The LA Mayor declared the city won’t spend $5 billion to re-power three aging natural gas plants, and instead called for transitioning the nation’s largest municipal utility to 100% clean, renewable energy: but how will we get there?
Toward a Localized Green New Deal in Los Angeles
In the climate justice movement, political procrastination spells polluted communities and runaway climate destabilization. So, when Los Angeles Mayor Eric Garcetti announced that the nation’s largest municipal utility won’t spend $5 billion to rebuild three natural-gas-fired power plants along the coast in favor of clean renewable solar and wind with increased battery storage capacity, we wondered: what’s the catch?
In his February 12 press conference, the Mayor stepped up and proclaimed that while using equity as a frame, we must rethink how we get our energy, and how we power our economy. “In Los Angeles,” he said, “this is what a Green New Deal looks like.”
A bold move from a mayor not known for getting to the heart of the matter. The city will phase out by 2029 the ten gas-fired generators at three polluting units at Scattergood, Harbor, and Haynes that together represent 38 percent of the city’s natural gas portfolio. This reversed an earlier decision by the LA Department of Water and Power (DWP) to extend the life of the gas generators by upgrading to meet stringent standards around ocean water cooling, which can harm marine life.
Thus, California’s largest city takes a step toward meeting its requirement to get 100% of its electricity from climate-friendly sources by 2045, up from a previous target of 50% renewable by 2030.
A Worsening Climate Emergency
Yet, across the globe daily we experience a fast-moving climate catastrophe, unprecedented Arctic sea ice decline and surface ocean warming, massive amounts of trapped deep-sea and permafrost methane releasing, triggering feedback mechanisms compounding atmospheric warming and playing havoc with a slower-moving jet stream. This worsening climate disruption, with super-storms, mega-droughts, and sea level rise, has implications how all life survives. Those communities living on the margins already face the specter of agricultural failures and mass migrations.
The last decade has been brutal to California, as unrelenting heat waves and worsening drought have led to withering snowpack and drying reservoirs and aquifers. 18.6 million trees died in 2018 alone, and multiple wildfires have razed entire neighborhoods, caused multiple evacuations, and led to the Wildland-Suburban Interface turned into death traps and landslide targets. The costs from property damage and firefighting is into the multi-billions.

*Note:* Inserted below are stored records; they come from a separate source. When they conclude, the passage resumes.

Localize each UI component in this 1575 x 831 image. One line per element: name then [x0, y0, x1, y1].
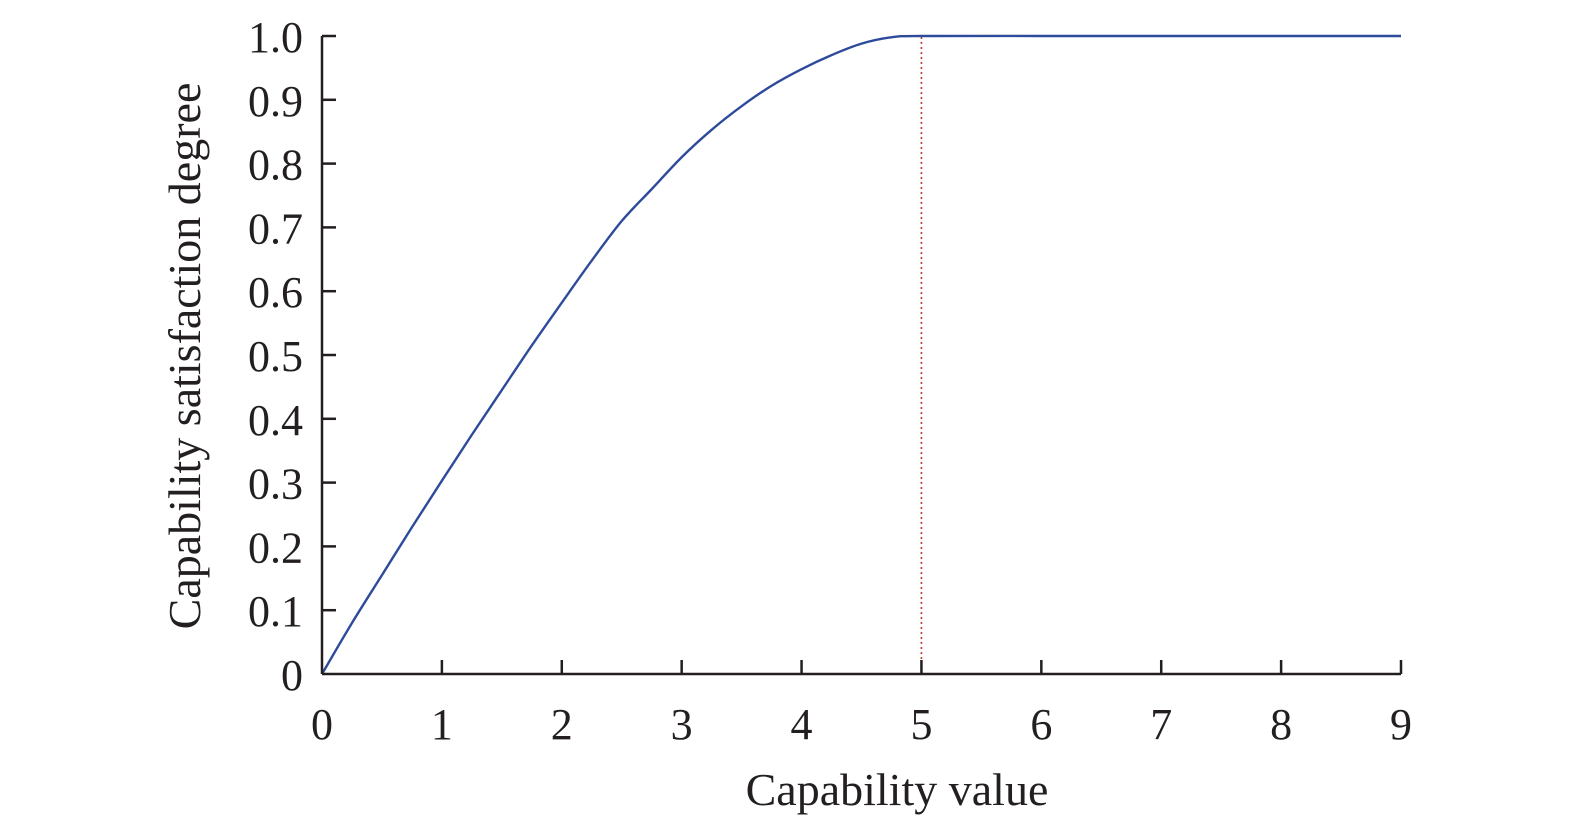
x-tick-label: 2	[551, 700, 573, 749]
y-tick-label: 0.4	[248, 396, 303, 445]
y-tick-label: 1.0	[248, 13, 303, 62]
y-tick-label: 0.2	[248, 523, 303, 572]
y-axis-label: Capability satisfaction degree	[159, 83, 210, 630]
x-tick-label: 3	[671, 700, 693, 749]
x-tick-label: 8	[1270, 700, 1292, 749]
x-tick-label: 4	[791, 700, 813, 749]
y-tick-label: 0.8	[248, 141, 303, 190]
series-layer	[320, 34, 1401, 675]
y-tick-label: 0.9	[248, 77, 303, 126]
y-tick-label: 0	[281, 651, 303, 700]
series-line	[320, 34, 1401, 675]
x-tick-label: 9	[1390, 700, 1412, 749]
x-tick-label: 6	[1030, 700, 1052, 749]
x-tick-label: 5	[910, 700, 932, 749]
x-tick-label: 7	[1150, 700, 1172, 749]
y-tick-label: 0.1	[248, 587, 303, 636]
x-axis-label: Capability value	[746, 764, 1049, 815]
y-tick-label: 0.7	[248, 204, 303, 253]
axes	[320, 36, 1401, 676]
x-tick-label: 0	[311, 700, 333, 749]
x-tick-label: 1	[431, 700, 453, 749]
y-axis-ticks: 0 0.1 0.2 0.3 0.4 0.5 0.6 0.7 0.8 0.9 1.0	[248, 13, 336, 700]
x-axis-ticks: 0 1 2 3 4 5 6 7 8 9	[311, 660, 1412, 749]
y-tick-label: 0.6	[248, 268, 303, 317]
y-tick-label: 0.3	[248, 460, 303, 509]
y-tick-label: 0.5	[248, 332, 303, 381]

Mainstream climate scientists posit that unless we implement rapid and far-reaching transitions in energy, agriculture, and urban (transportation and buildings) infrastructure within twelve years, the extremely destabilized climate will be rendered irreversible. Many credible researchers give it less time than that, and we are cooked.
The Climate Action Way Forward: Efficiency and 100% Renewables
Enter the Green New Deal now gaining support nationally and statewide, but still in the ‘what if’ phase.
So, taking Mayor Garcetti’s assertion that a successful Green New Deal must be implemented locally, what next? How to maintain a reliable and affordable flow of electricity without “peaker” natural gas plants, and before the grid has been adapted for intermittent solar and wind?
Advocates from an LA 100% Renewable coalition, such as Food & Water Watch, 350.org, and the Sunrise Movement, with DWP Commissioner Aura Vasquez, gathered together in Los Angeles recently to draw out what the plan might look like. In fact, Food & Water Watch released a report prepared by energy economics consultant Synapse showing how L.A.’s municipal power utility can get off fossil fuels by 2030 with no net costs through investing in energy efficiency, rooftop solar energy, and other decentralized sources.
The transition will require phasing out dirty fossil fuels and nuclear, and replacing them with solar, wind, and geothermal energy. Developing these clean and renewable sources must be paired with energy efficiency and demand response — allowing customers to adjust their use during peak periods — or energy-saving programs that would optimize the grid. Energy storage also is crucial for reliability, which can include affordable long-cycle-life lithium batteries or “pumped water” options at the Hoover Dam. These, along with supporting the development of distributed small-scale locally-generated energy resources, such as rooftop solar and electric vehicles, can save money for Los Angeles ratepayers.
A Clean Energy Revolution?
Los Angeles’ technical and political clean energy transition leads the way for California and the rest of the world toward 100% renewables. Furthermore, we must implement a Green New Deal with attention to equity, environmental justice, and a fair and just transition led by impacted workers and communities, without relying on corporate schemes or market-based mechanisms. As well, this should Include a national jobs guarantee, creating good jobs with collective bargaining and family-sustaining wages.
So, the climate justice movement celebrates Mayor Garcetti’s resolve to move LA to 100 percent renewable, and now the hard work begins to stop the drilling, fracking, pipelines, power plants, and destruction of communities and ecosystems, toward a greener, more equitable tomorrow.